During the early years of the US AIDS epidemic, there were a minority of doctors who refused to see any patient who had HIV, expressing a fear that they could catch HIV from their patient. In 1987, the American Medical Association publicly stated that "A physician may not ethically refuse to treat a patient whose condition is within the physician's current realm of competence solely because the patient is infected with HIV." However, doctors would also refuse to treat HIV positive patients on moral grounds. Patients who were in the sex trade, drug users, and/or part of the LGBTQIA+ were in some cases turned away or given inadequate medical treatment because healthcare professionals had moral objections to their behavior. The Presidential Commission's report explicitly condemned this practice. While only a minority of doctors would turn patients away, the frequency of more subtle medical discrimination during this time has gone largely uninvestigated. It is unknown whether or not perceived 'immoral' people were treated respectfully by doctors, and to what extent medical discrimination discouraged them from seeking treatment in the first place.

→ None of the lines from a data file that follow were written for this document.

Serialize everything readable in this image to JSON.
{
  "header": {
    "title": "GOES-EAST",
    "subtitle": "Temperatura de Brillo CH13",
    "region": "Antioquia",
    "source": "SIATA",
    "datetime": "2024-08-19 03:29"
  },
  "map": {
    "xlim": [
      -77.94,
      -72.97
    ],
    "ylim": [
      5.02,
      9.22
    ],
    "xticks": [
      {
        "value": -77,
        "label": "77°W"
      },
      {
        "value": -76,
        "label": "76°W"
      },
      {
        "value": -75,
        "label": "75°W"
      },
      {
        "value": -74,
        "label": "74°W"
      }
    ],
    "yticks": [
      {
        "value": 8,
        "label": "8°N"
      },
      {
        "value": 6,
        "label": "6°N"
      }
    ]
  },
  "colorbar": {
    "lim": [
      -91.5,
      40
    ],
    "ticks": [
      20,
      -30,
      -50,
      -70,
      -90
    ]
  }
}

Medical research into human immunodeficiency virus was heavily stunted by the state of the publishing industry during the 1980s. Most respected medical journals had publication restrictions requiring that articles be peer reviewed and published by that journal before the researcher announced their results publicly (Ingelfinger Rule). Researchers who violated this rule would be blacklisted, which could spell the end of their career. This system existed, in part, to verify scientific claims before they were released to the general public, but it has been criticized for allowing journals exclusive coverage of the 'freshest' content as a means of boosting the journal's revenue. That sensationalism combined with the limited spaces for publication stunted critical research into HIV. Not only not released to the press, they were also kept secret from other researchers. A competitive publishing industry and the threat of blacklisting prevented scientists from sharing their unpublished research with colleagues even at medical conferences, hindering collaboration.